'And for the sake of this sentimental folly you conjure up a frightful danger, a danger which threatens ruin both to yourself and your son. Do not these features speak clearly enough? Formerly, when Edmund was a child, the likeness was not so striking, so extraordinary; but now that he is nearly of the same age as ... as the other, it is positively damning. Your imprudence has cost you a lesson, however, and a hard one. You know into whose hands the picture fell?'

'I have known since yesterday evening. My God, what will come to us now?'

'Nothing,' said Heideck coldly. 'The fact of his surrendering it is ample proof of that. Oswald is too good a lawyer not to know that a mere likeness is no evidence, and that a charge cannot be founded on such testimony. Still, it was a generous act to give it back. Another man would have held possession of it, if only to harass and torment you. That picture must be destroyed.'

'I will destroy it,' said the Countess.

'No, I will do that myself,' retorted her brother, replacing the little case carefully in his pocket. 'I rescued you once from a very real danger, Constance; now I must stand between you and the remembrance of it, which may be almost as fatal. That ghost has been buried for years. Do not let it rise up again, or the whole fortune and happiness of Ettersberg may be wrecked. This unfortunate souvenir must disappear to-day. Edmund must have no more suspicion of the secret than his father had before him.'

Involuntarily he raised his voice as he pronounced these last words, but he ceased speaking suddenly, for at that very moment the door which led into the adjoining room was thrown open, and Edmund appeared on the threshold.

'What am I not to suspect?' he asked with quick vehemence.

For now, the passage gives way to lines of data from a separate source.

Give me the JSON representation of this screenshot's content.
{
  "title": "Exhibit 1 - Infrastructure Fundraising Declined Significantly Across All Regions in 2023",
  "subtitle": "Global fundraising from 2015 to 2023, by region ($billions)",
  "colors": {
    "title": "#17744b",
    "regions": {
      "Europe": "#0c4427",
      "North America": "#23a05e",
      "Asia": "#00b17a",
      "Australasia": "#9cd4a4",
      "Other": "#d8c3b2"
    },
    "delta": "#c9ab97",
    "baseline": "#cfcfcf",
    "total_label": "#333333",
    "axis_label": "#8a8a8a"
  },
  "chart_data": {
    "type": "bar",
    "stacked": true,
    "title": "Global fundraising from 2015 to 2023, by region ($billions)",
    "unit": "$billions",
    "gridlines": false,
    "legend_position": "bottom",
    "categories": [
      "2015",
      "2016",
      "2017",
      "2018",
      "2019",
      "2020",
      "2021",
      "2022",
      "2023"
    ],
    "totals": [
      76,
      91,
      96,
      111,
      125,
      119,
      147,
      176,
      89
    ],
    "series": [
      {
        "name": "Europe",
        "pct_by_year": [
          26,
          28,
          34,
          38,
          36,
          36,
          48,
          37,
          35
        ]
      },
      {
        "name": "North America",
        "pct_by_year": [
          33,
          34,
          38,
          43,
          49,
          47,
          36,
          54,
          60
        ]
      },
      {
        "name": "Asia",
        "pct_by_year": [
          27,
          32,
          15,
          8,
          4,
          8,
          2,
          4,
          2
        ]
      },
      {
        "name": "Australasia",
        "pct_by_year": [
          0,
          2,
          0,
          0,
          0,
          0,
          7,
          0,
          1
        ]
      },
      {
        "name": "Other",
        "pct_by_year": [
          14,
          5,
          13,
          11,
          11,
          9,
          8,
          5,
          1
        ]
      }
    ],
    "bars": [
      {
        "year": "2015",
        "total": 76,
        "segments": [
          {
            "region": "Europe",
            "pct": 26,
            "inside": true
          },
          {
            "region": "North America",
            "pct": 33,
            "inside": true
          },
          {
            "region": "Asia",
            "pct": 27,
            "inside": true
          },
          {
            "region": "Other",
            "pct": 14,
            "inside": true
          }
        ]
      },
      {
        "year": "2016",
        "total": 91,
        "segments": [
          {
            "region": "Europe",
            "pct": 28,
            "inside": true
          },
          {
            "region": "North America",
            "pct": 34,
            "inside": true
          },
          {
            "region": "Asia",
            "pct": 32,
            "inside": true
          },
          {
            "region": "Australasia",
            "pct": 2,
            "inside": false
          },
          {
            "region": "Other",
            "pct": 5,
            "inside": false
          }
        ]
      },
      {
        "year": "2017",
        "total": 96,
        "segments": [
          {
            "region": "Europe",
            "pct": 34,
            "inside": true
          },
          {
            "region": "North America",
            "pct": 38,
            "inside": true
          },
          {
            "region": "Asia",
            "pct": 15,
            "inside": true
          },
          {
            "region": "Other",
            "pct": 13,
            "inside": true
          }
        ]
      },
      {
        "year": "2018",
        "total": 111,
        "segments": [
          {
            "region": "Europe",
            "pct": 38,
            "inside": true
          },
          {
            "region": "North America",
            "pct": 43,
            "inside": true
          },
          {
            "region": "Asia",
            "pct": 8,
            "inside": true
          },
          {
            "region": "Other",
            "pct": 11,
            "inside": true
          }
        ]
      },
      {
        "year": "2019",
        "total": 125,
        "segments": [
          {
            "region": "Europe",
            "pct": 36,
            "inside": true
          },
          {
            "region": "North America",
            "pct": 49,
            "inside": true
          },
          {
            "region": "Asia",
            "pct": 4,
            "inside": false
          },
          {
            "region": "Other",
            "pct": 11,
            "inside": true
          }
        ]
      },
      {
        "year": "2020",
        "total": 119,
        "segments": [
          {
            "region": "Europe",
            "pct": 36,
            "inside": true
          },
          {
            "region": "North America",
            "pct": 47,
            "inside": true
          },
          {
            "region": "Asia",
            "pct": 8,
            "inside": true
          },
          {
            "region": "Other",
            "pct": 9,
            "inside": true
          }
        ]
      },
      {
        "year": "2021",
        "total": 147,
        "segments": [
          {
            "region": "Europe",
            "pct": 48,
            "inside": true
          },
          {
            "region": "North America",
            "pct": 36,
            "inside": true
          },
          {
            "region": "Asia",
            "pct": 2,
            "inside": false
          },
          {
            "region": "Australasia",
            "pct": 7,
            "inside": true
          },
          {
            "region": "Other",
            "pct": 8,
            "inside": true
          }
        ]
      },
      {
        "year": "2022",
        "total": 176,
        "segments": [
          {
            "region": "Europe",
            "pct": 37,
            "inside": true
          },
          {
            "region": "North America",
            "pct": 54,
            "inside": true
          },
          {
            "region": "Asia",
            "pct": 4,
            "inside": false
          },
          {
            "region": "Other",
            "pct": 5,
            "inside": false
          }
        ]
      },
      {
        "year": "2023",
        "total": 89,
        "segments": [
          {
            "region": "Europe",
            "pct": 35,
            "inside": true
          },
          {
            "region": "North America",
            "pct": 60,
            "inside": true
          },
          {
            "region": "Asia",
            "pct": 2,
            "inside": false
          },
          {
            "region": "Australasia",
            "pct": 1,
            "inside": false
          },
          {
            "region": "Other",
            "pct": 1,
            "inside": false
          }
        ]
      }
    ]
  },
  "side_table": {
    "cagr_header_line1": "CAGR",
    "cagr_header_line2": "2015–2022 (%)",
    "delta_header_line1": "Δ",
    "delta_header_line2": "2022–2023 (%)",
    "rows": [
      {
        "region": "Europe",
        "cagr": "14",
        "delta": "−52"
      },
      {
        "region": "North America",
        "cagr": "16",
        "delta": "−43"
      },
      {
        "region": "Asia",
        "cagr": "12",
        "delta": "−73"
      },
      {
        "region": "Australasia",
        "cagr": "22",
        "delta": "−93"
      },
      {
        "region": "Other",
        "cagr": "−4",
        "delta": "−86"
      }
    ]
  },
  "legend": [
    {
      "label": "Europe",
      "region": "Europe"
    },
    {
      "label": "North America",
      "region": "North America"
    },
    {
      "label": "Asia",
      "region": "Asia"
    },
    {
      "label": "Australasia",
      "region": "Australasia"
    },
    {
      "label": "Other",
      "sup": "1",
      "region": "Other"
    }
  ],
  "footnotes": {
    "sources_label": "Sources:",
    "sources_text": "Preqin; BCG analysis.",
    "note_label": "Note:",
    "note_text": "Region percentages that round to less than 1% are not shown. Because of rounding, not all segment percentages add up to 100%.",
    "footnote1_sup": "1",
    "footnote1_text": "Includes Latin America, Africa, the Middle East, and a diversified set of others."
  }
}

The young Count had naturally not supposed that his mother's prohibition of admittance extended to himself. He had crossed the anteroom softly, fearing to disturb her. The closed doors and the subdued tone in which the conversation had been carried on made it well-nigh impossible that he should have overheard more than his uncle's last words. The expression of his face bore proof of this. It betokened astonishment, but no fear.

Nevertheless, the Countess bounded from her seat with a terrible start, and it required a mute but significant gesture of warning from her brother, a pressure of his hand upon her shoulder, to give her back her self-control.

'What is it I am not to suspect?' repeated Edmund, as he came quickly towards them. He addressed his question to the Baron.